While a dog’s total lifetime expenses can range anywhere from $20,000 to $55,000 and $15,000 to $45,000 for cats, veterinary care makes up a substantial part of those numbers. Dog owners should budget for $1,300 to $2,800 in their first year, and then potentially thousands more on routine care, emergencies, and medications throughout their 10 to 15 year lifespans. The veterinary costs for a cat’s first year is about $960 to $2,500, and then $15,000 to $45,000 over their 12 to 18 year lifespan. 28,29,30

Many pet owners—nearly half—don’t realize how expensive it can be to take care of their pets, leading to financial stress when unexpected bills arise. Veterinary professionals are encouraged to use these cost estimates to educate clients on budgeting for their pets’ medical needs over their lifetimes.30,31


The veterinary industry in 2024 is a dynamic field shaped by many factors. With more US households owning pets and spending than ever before, the role of veterinarians and their teams is even more critical today. The financial investments pet owners make, combined with their strong emotional bonds to their animals, highlight the necessity for custom-made and compassionate veterinary care.

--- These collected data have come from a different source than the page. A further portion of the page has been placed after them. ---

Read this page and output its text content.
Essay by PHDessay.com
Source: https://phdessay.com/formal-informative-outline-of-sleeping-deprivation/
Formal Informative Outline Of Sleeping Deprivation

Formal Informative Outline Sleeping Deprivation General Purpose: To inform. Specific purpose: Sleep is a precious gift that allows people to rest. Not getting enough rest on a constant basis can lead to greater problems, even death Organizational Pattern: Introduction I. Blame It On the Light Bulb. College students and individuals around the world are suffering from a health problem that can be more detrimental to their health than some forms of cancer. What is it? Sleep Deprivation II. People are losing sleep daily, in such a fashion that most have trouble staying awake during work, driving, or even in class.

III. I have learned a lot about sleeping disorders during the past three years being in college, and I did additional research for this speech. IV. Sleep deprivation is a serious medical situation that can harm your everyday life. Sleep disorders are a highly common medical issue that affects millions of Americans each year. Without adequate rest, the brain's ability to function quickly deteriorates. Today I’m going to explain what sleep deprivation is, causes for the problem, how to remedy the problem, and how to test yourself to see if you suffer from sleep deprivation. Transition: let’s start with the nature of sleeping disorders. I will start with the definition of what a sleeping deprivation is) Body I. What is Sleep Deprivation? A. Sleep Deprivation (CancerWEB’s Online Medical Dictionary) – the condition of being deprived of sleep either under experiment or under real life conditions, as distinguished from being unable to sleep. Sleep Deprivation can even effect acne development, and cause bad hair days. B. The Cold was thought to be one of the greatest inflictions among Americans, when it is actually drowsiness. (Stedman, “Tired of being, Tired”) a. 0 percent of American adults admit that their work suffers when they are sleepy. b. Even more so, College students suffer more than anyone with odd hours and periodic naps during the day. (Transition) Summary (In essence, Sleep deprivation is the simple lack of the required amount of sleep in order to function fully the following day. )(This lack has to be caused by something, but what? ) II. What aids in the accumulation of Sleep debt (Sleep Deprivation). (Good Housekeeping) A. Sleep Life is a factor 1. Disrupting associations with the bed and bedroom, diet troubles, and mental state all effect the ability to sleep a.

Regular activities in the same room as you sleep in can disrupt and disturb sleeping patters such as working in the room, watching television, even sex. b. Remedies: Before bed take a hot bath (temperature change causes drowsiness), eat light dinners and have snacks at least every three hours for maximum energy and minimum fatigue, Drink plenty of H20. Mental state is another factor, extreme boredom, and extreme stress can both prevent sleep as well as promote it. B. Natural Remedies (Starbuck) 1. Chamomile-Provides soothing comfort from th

From the financial landscape of competitive salaries and challenging educational costs, to the shifting demographics within the profession itself, there’s an abundance of insights and knowledge for veterinary professionals to gain. Whether you’re currently a veterinary professional or aspiring to be one, or if you’re simply a curious pet owner, staying informed about these trends and statistics will provide valuable perspectives on the ever-changing world of veterinary care.